Eine dezidierte Filmnarratologie verdankt sich der Übertragung eines literaturwissenschaftlichen Begriffsapparats in den Bereich der Filmwissenschaft. Gleichwohl ihre Ansätze bereits in formalistischen und strukturalistischen Zusammenhängen angelegt sind und obwohl auch bereits seit den 1980er-Jahren aus rezeptionsästhetischer Perspektive heraus das Erzählen im Film erfasst worden ist, hat sich die Filmnarratologie – im Selbstverständnis einer Theorie des filmischen Erzählens – erst seit den 1990er-Jahren ausgebildet. Im deutschsprachigen Raum sind vor allem zwei Zugriffsweisen populär: Die modifizierte Narratologie Gérard Genettes und die Filmsemiotik. Dennoch kann von einer allumfassenden Filmnarratologie im Sinne einer übergreifenden Theorie filmischen Erzählens nicht die Rede sein (vgl. Kuhn: „Film”. In: Erzählen. Ein interdisziplinäres Handbuch [2017]: 46).

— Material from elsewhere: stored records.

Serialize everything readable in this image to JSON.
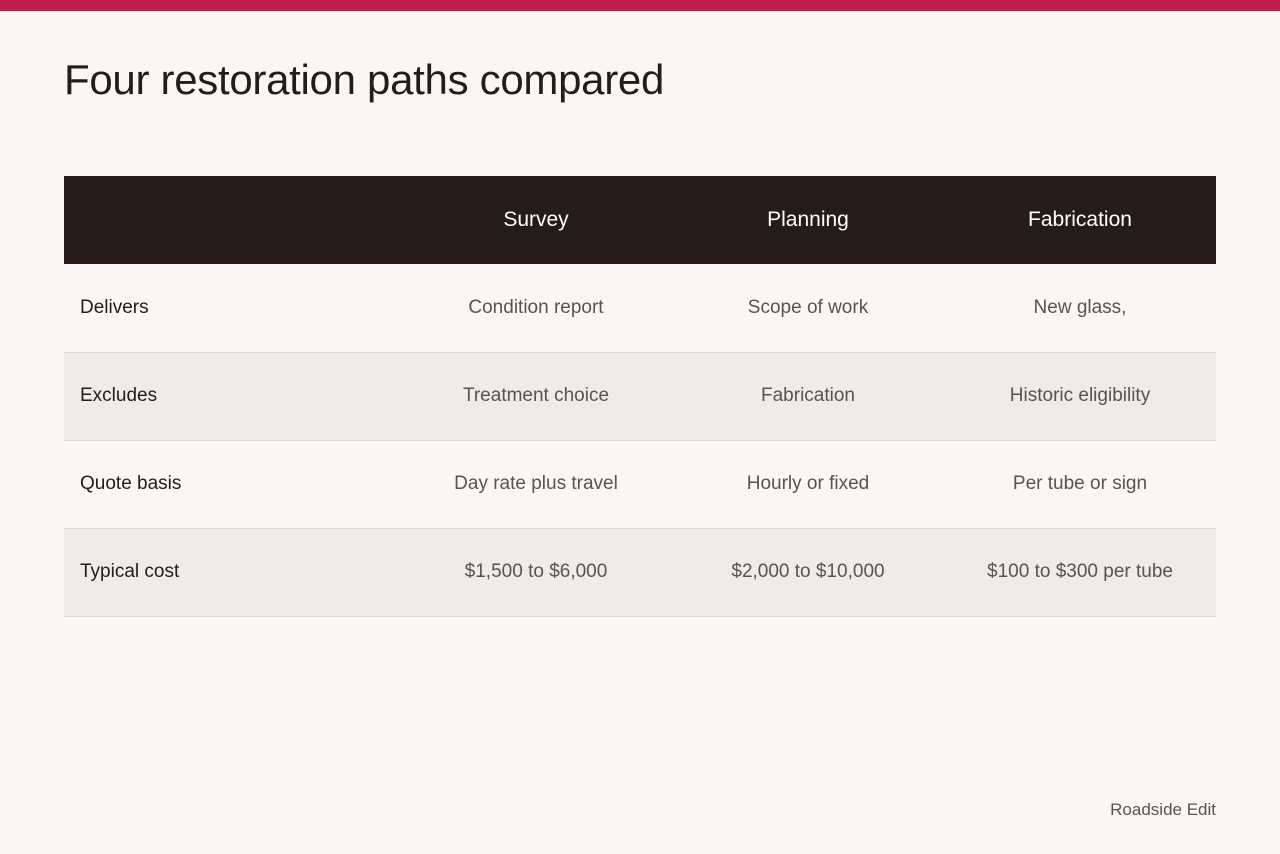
{
  "page": {
    "title": "Four restoration paths compared",
    "footer": "Roadside Edit",
    "accent_color": "#be1e4b",
    "header_bg_color": "#251c18"
  },
  "table": {
    "columns": [
      "",
      "Survey",
      "Planning",
      "Fabrication"
    ],
    "rows": [
      {
        "label": "Delivers",
        "cells": [
          "Condition report",
          "Scope of work",
          "New glass,"
        ]
      },
      {
        "label": "Excludes",
        "cells": [
          "Treatment choice",
          "Fabrication",
          "Historic eligibility"
        ]
      },
      {
        "label": "Quote basis",
        "cells": [
          "Day rate plus travel",
          "Hourly or fixed",
          "Per tube or sign"
        ]
      },
      {
        "label": "Typical cost",
        "cells": [
          "$1,500 to $6,000",
          "$2,000 to $10,000",
          "$100 to $300 per tube"
        ]
      }
    ]
  }
}
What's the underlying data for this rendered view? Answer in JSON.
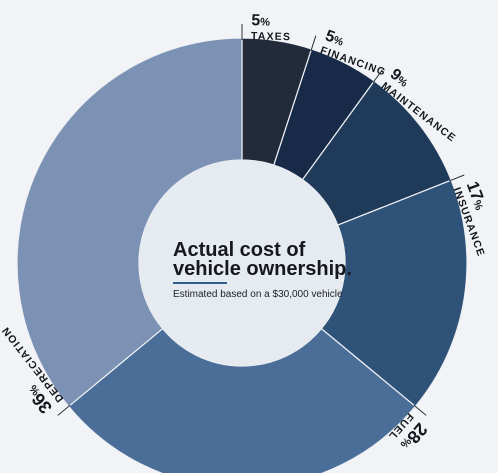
{
  "chart_data": {
    "type": "pie",
    "donut": true,
    "title": [
      "Actual cost of",
      "vehicle ownership."
    ],
    "subtitle": "Estimated based on a $30,000 vehicle",
    "slices": [
      {
        "label": "TAXES",
        "value": 5,
        "display": "5",
        "color": "#232a3a"
      },
      {
        "label": "FINANCING",
        "value": 5,
        "display": "5",
        "color": "#172a47"
      },
      {
        "label": "MAINTENANCE",
        "value": 9,
        "display": "9",
        "color": "#203a5a"
      },
      {
        "label": "INSURANCE",
        "value": 17,
        "display": "17",
        "color": "#2f5278"
      },
      {
        "label": "FUEL",
        "value": 28,
        "display": "28",
        "color": "#4a6e98"
      },
      {
        "label": "DEPRECIATION",
        "value": 36,
        "display": "36",
        "color": "#7b92b4"
      }
    ],
    "percent_symbol": "%",
    "colors": {
      "background": "#f2f3f6",
      "center": "#e6ebf1",
      "accent_rule": "#2d5f8a"
    }
  }
}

Angesichts der vorliegenden Versuche, einerseits Auseinandersetzungen mit verschiedensten audiovisuell-fundierten Formaten in bestehende Taxonomien aufzunehmen und andererseits Nomenklaturen und Sets an Theoremen fortlaufend zu revidieren und zu ergänzen, können folgende Bereiche als aktuell brisant hervorgehoben werden:

  • ‚verstörendes Erzählen‘: die Auseinandersetzung mit komplexen Formen des Erzählens, mit Phänomenen der Verrätselung, Paradoxie, Ambivalenz usw. (Schlickers/Toro)
  • Zeit: die Auseinandersetzung insbesondere mit Echtzeit, aber auch mit dem Bereich ‚Zeit‘ allgemein (Brössel)
  • ‚Film‘ in der Medienkultur der Gegenwart: die Auseinandersetzung mit diversen Formen audiovisuellen Erzählens über den Spielfilm hinaus, Kurznarrative im World Wide Web, Buchtrailer, Webserien usw. (Kuhn) Dazu zählt auch: die Auseinandersetzung mit dem narrativen Potenzial von Video Games (Hennig)
  • transmediale Storyworlds: die Auseinandersetzung mit dem filmischen Erzählen über einen Einzeltext hinaus (Decker; Thon)
  • Genretheorie: die Auseinandersetzung und Systematisierung von Filmgenres (Kuhn/Scheidgen/Weber)
  • Serialität: die Auseinandersetzung mit Serienformaten (Tetzlaff)
  • historische Filmnarratologie: die Auseinandersetzung mit der Diachronie filmischen Erzählens
  • Intermedialität des Films: die Auseinandersetzung mit ‚anderen‘ Medien im Rahmen filmisch-narrativer Formate (Nies)

 

Das Seminar nimmt sich diesen Bereichen an. Anhand ausgewählter theoretischer Ansätze, aktueller Forschungspositionen und -richtungen soll zu diesem Zweck auf entsprechende ‚filmische‘ Beispiele eingegangen werden. Das Ziel bestünde darin, sich einen Überblick über der aktuelle Forschungslage zu verschaffen – vielmehr jedoch darin, daran (mittels Einarbeitung, kritischer Beleuchtung und konstruktiver Weiterarbeit) aktiv mitzuwirken.

Teilnehmer beachten bitte die Zugangsvoraussetzungen!